Facilitate the cosmetic safety assessment through the creation of a database integrating bibliographical and experimental data, the example of EcoeFISHent project.

A circular economy perspective applied to the fish industry dictates that economic value must be generated by upcycling existing side-streams into functional, high-margin ingredients, while rigorously managing externalities and toxicological risks. Within the framework of the Horizon Europe EcoeFISHent project, the Circular Value Chain 3 (CVC3) "From Fish to Cosmetics” was investigated through a comprehensive case study on a marine peptide hydrolysate derived from side-streams of European sea bass (Dicentrarchus labrax), gilthead seabream (Sparus aurata), and tuna (Thunnus spp.). The primary aim was to structure an ingredient-focused safety assessment compliant with Regulation (EC) No 1223/2009, ensuring that sustainability claims are anchored in robust toxicological evidence and Good Manufacturing Practices (GMP).
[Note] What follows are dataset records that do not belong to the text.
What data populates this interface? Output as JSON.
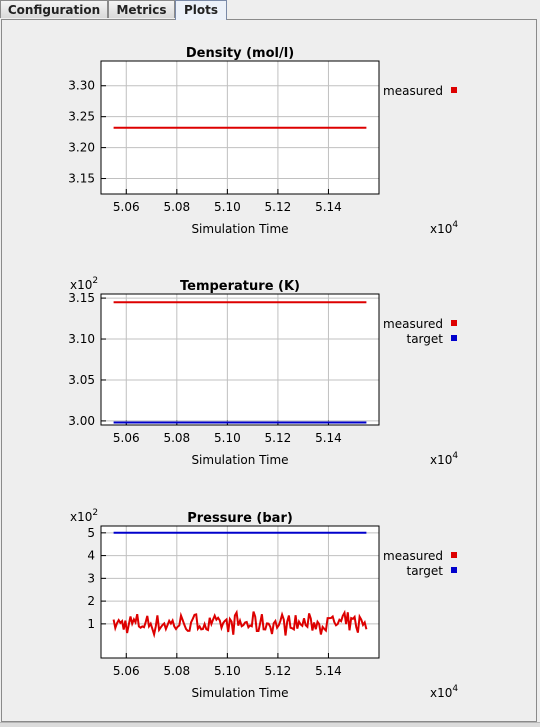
{
  "tabs": [
    {
      "label": "Configuration",
      "active": false
    },
    {
      "label": "Metrics",
      "active": false
    },
    {
      "label": "Plots",
      "active": true
    }
  ],
  "colors": {
    "measured": "#dd0000",
    "target": "#0000cc",
    "grid": "#c0c0c0"
  },
  "chart_data": [
    {
      "type": "line",
      "title": "Density (mol/l)",
      "xlabel": "Simulation Time",
      "x_multiplier": "x10",
      "x_multiplier_exp": "4",
      "y_multiplier": "",
      "y_multiplier_exp": "",
      "xlim": [
        5.05,
        5.16
      ],
      "ylim": [
        3.125,
        3.34
      ],
      "x_ticks": [
        "5.06",
        "5.08",
        "5.10",
        "5.12",
        "5.14"
      ],
      "y_ticks": [
        "3.30",
        "3.25",
        "3.20",
        "3.15"
      ],
      "y_tick_values": [
        3.3,
        3.25,
        3.2,
        3.15
      ],
      "series": [
        {
          "name": "measured",
          "color": "#dd0000",
          "x": [
            5.055,
            5.155
          ],
          "y": [
            3.232,
            3.232
          ]
        }
      ]
    },
    {
      "type": "line",
      "title": "Temperature (K)",
      "xlabel": "Simulation Time",
      "x_multiplier": "x10",
      "x_multiplier_exp": "4",
      "y_multiplier": "x10",
      "y_multiplier_exp": "2",
      "xlim": [
        5.05,
        5.16
      ],
      "ylim": [
        2.995,
        3.155
      ],
      "x_ticks": [
        "5.06",
        "5.08",
        "5.10",
        "5.12",
        "5.14"
      ],
      "y_ticks": [
        "3.15",
        "3.10",
        "3.05",
        "3.00"
      ],
      "y_tick_values": [
        3.15,
        3.1,
        3.05,
        3.0
      ],
      "series": [
        {
          "name": "measured",
          "color": "#dd0000",
          "x": [
            5.055,
            5.155
          ],
          "y": [
            3.145,
            3.145
          ]
        },
        {
          "name": "target",
          "color": "#0000cc",
          "x": [
            5.055,
            5.155
          ],
          "y": [
            2.998,
            2.998
          ]
        }
      ]
    },
    {
      "type": "line",
      "title": "Pressure (bar)",
      "xlabel": "Simulation Time",
      "x_multiplier": "x10",
      "x_multiplier_exp": "4",
      "y_multiplier": "x10",
      "y_multiplier_exp": "2",
      "xlim": [
        5.05,
        5.16
      ],
      "ylim": [
        -0.5,
        5.3
      ],
      "x_ticks": [
        "5.06",
        "5.08",
        "5.10",
        "5.12",
        "5.14"
      ],
      "y_ticks": [
        "5",
        "4",
        "3",
        "2",
        "1"
      ],
      "y_tick_values": [
        5,
        4,
        3,
        2,
        1
      ],
      "series": [
        {
          "name": "measured",
          "color": "#dd0000",
          "x": [
            5.055,
            5.155
          ],
          "y": [
            1.0,
            1.0
          ],
          "noise": 0.55
        },
        {
          "name": "target",
          "color": "#0000cc",
          "x": [
            5.055,
            5.155
          ],
          "y": [
            5.0,
            5.0
          ]
        }
      ]
    }
  ]
}
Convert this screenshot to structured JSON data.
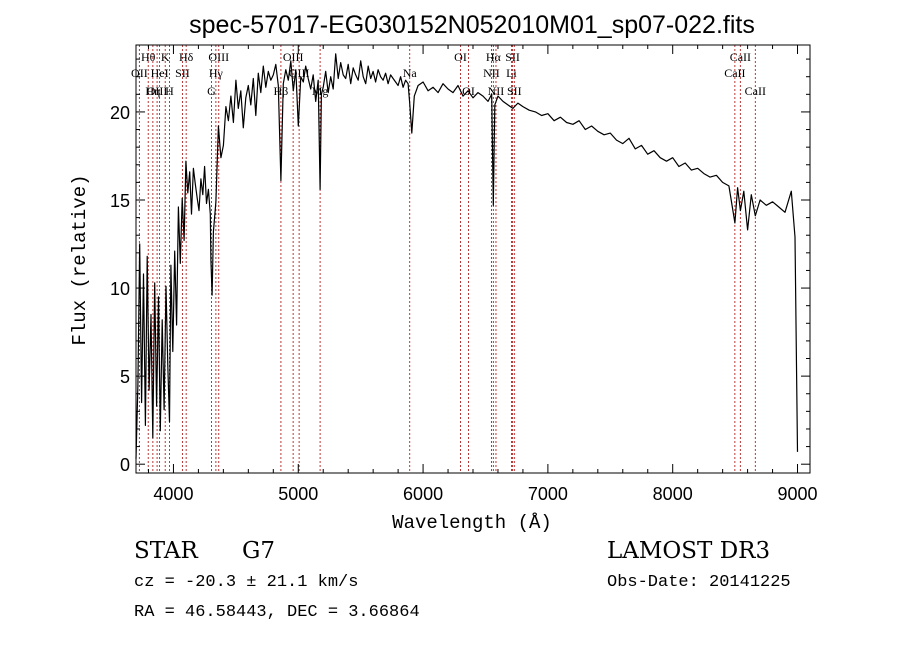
{
  "chart_data": {
    "type": "line",
    "title": "spec-57017-EG030152N052010M01_sp07-022.fits",
    "xlabel": "Wavelength (Å)",
    "ylabel": "Flux (relative)",
    "xlim": [
      3700,
      9100
    ],
    "ylim": [
      -0.5,
      23.8
    ],
    "xticks": [
      4000,
      5000,
      6000,
      7000,
      8000,
      9000
    ],
    "yticks": [
      0,
      5,
      10,
      15,
      20
    ],
    "xminor_step": 200,
    "yminor_step": 1,
    "series": [
      {
        "name": "flux",
        "x": [
          3700,
          3715,
          3730,
          3745,
          3760,
          3775,
          3790,
          3805,
          3820,
          3835,
          3850,
          3865,
          3880,
          3895,
          3910,
          3925,
          3940,
          3955,
          3968,
          3980,
          3995,
          4010,
          4025,
          4040,
          4055,
          4070,
          4085,
          4100,
          4115,
          4130,
          4145,
          4160,
          4175,
          4190,
          4205,
          4220,
          4235,
          4250,
          4265,
          4280,
          4295,
          4300,
          4310,
          4320,
          4340,
          4360,
          4380,
          4400,
          4420,
          4440,
          4460,
          4480,
          4500,
          4520,
          4540,
          4560,
          4580,
          4600,
          4620,
          4640,
          4660,
          4680,
          4700,
          4720,
          4740,
          4760,
          4780,
          4800,
          4820,
          4840,
          4861,
          4880,
          4900,
          4920,
          4940,
          4960,
          4980,
          5000,
          5020,
          5040,
          5060,
          5080,
          5100,
          5120,
          5140,
          5160,
          5175,
          5185,
          5200,
          5220,
          5240,
          5260,
          5280,
          5300,
          5320,
          5340,
          5360,
          5380,
          5400,
          5420,
          5440,
          5460,
          5480,
          5500,
          5520,
          5540,
          5560,
          5580,
          5600,
          5620,
          5640,
          5660,
          5680,
          5700,
          5720,
          5740,
          5760,
          5780,
          5800,
          5820,
          5840,
          5860,
          5880,
          5893,
          5910,
          5930,
          5960,
          6000,
          6040,
          6080,
          6120,
          6160,
          6200,
          6240,
          6280,
          6320,
          6360,
          6400,
          6440,
          6480,
          6520,
          6550,
          6563,
          6575,
          6600,
          6640,
          6680,
          6720,
          6760,
          6800,
          6850,
          6900,
          6950,
          7000,
          7050,
          7100,
          7150,
          7200,
          7250,
          7300,
          7350,
          7400,
          7450,
          7500,
          7550,
          7600,
          7650,
          7700,
          7750,
          7800,
          7850,
          7900,
          7950,
          8000,
          8050,
          8100,
          8150,
          8200,
          8250,
          8300,
          8350,
          8400,
          8450,
          8498,
          8520,
          8542,
          8570,
          8600,
          8630,
          8662,
          8700,
          8750,
          8800,
          8850,
          8900,
          8950,
          8980,
          9000
        ],
        "y": [
          0.3,
          4.5,
          12.5,
          3.5,
          10.8,
          2.2,
          11.8,
          4.2,
          8.5,
          1.5,
          10.3,
          3.3,
          9.5,
          1.9,
          8.2,
          3.1,
          10.1,
          5.6,
          2.4,
          11.3,
          6.4,
          12.1,
          7.9,
          14.6,
          11.4,
          15.1,
          12.7,
          17.2,
          15.4,
          16.6,
          14.2,
          16.8,
          15.9,
          15.1,
          14.4,
          16.2,
          15.3,
          16.9,
          14.8,
          15.6,
          14.2,
          11.6,
          9.6,
          13.2,
          14.9,
          19.2,
          17.4,
          18.1,
          20.3,
          19.5,
          20.9,
          19.4,
          21.8,
          20.2,
          21.2,
          19.1,
          20.8,
          21.5,
          20.4,
          21.9,
          19.8,
          22.2,
          21.1,
          22.6,
          21.4,
          22.3,
          21.8,
          22.1,
          22.7,
          21.5,
          16.1,
          21.6,
          22.4,
          21.8,
          22.9,
          21.2,
          22.4,
          19.2,
          22.0,
          21.7,
          22.6,
          21.9,
          21.3,
          22.1,
          20.6,
          21.8,
          15.6,
          21.0,
          21.4,
          22.3,
          21.1,
          22.0,
          21.3,
          23.3,
          21.9,
          22.8,
          22.1,
          21.9,
          22.7,
          21.6,
          22.5,
          22.1,
          21.8,
          22.9,
          22.0,
          21.6,
          22.6,
          21.9,
          22.3,
          21.7,
          22.4,
          22.0,
          21.8,
          22.2,
          21.6,
          22.1,
          21.9,
          21.7,
          21.5,
          22.0,
          21.4,
          21.8,
          21.6,
          20.5,
          18.8,
          20.9,
          21.5,
          21.7,
          21.2,
          21.4,
          21.1,
          21.6,
          21.3,
          21.1,
          21.5,
          20.9,
          21.2,
          20.8,
          21.1,
          20.9,
          20.6,
          21.0,
          14.7,
          20.4,
          20.9,
          20.6,
          20.4,
          20.2,
          20.5,
          20.3,
          20.1,
          20.0,
          19.8,
          19.9,
          19.5,
          19.7,
          19.4,
          19.3,
          19.5,
          19.0,
          19.2,
          18.9,
          18.7,
          18.8,
          18.4,
          18.2,
          18.5,
          17.9,
          18.1,
          17.6,
          17.8,
          17.4,
          17.2,
          17.4,
          16.9,
          17.1,
          16.7,
          16.8,
          16.5,
          16.3,
          16.4,
          16.0,
          15.8,
          13.7,
          15.7,
          14.4,
          15.5,
          13.3,
          15.3,
          14.1,
          15.0,
          14.7,
          14.9,
          14.6,
          14.3,
          15.5,
          12.9,
          0.7
        ]
      }
    ],
    "line_markers": [
      {
        "x": 3727,
        "label": "OII",
        "row": 1
      },
      {
        "x": 3798,
        "label": "Hθ",
        "row": 0
      },
      {
        "x": 3835,
        "label": "Hη",
        "row": 2
      },
      {
        "x": 3869,
        "label": "OIII",
        "row": 2
      },
      {
        "x": 3889,
        "label": "HeI",
        "row": 1
      },
      {
        "x": 3934,
        "label": "K",
        "row": 0
      },
      {
        "x": 3968,
        "label": "H",
        "row": 2
      },
      {
        "x": 4072,
        "label": "SII",
        "row": 1
      },
      {
        "x": 4102,
        "label": "Hδ",
        "row": 0
      },
      {
        "x": 4305,
        "label": "G",
        "row": 2
      },
      {
        "x": 4340,
        "label": "Hγ",
        "row": 1
      },
      {
        "x": 4363,
        "label": "OIII",
        "row": 0
      },
      {
        "x": 4861,
        "label": "Hβ",
        "row": 2
      },
      {
        "x": 4959,
        "label": "OIII",
        "row": 0
      },
      {
        "x": 5007,
        "label": "OIII",
        "row": 1
      },
      {
        "x": 5175,
        "label": "Mg",
        "row": 2
      },
      {
        "x": 5893,
        "label": "Na",
        "row": 1
      },
      {
        "x": 6300,
        "label": "OI",
        "row": 0
      },
      {
        "x": 6364,
        "label": "OI",
        "row": 2
      },
      {
        "x": 6548,
        "label": "NII",
        "row": 1
      },
      {
        "x": 6563,
        "label": "Hα",
        "row": 0
      },
      {
        "x": 6584,
        "label": "NII",
        "row": 2
      },
      {
        "x": 6708,
        "label": "Li",
        "row": 1
      },
      {
        "x": 6717,
        "label": "SII",
        "row": 0
      },
      {
        "x": 6731,
        "label": "SII",
        "row": 2
      },
      {
        "x": 8498,
        "label": "CaII",
        "row": 1
      },
      {
        "x": 8542,
        "label": "CaII",
        "row": 0
      },
      {
        "x": 8662,
        "label": "CaII",
        "row": 2
      }
    ]
  },
  "info": {
    "object_class": "STAR",
    "subclass": "G7",
    "survey": "LAMOST DR3",
    "redshift": "cz = -20.3 ± 21.1 km/s",
    "obs_date": "Obs-Date: 20141225",
    "coords": "RA =  46.58443, DEC =   3.66864"
  }
}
Methodologically, this research employed a multi-disciplinary approach: 1. Regulatory Interfacing: Navigating the critical boundary between waste valorisation and the Animal By-Products Regulation (EC) No 1069/2009, ensuring the exclusive use of Category 3 materials to satisfy the prohibition criteria of Annex II (Entry 419) of the Cosmetics Regulation. 2. Safety Assessment: Utilizing the ToxTool® platform to integrate in silico predictions with experimental data, facilitating a Weight-of-Evidence (WoE) characterization of complex mixtures. 3. Technical Validation: Implementing an 11-step workflow, from patented dehydration and enzymatic hydrolysis (<3 kDa) to in vitro safety profiling and biological efficacy testing. The study addressed several key research questions: the unambiguous characterization of peptide identity for batch reproducibility, the monitoring of impurities within acceptable toxicological thresholds and the determination of consumer exposure scenarios. Results showed adequate safety margins alongside proven efficacy capacities. Ultimately, this work proposes a compliance-anchored framework for circular cosmetic development. It demonstrates that the transition from environmental "waste" to high-value bioactive ingredients is viable only when scientific innovation is systematically aligned with rigorous regulatory requirements, resulting in four cosmetic products successfully formulated and supported by compliant Product Information Files.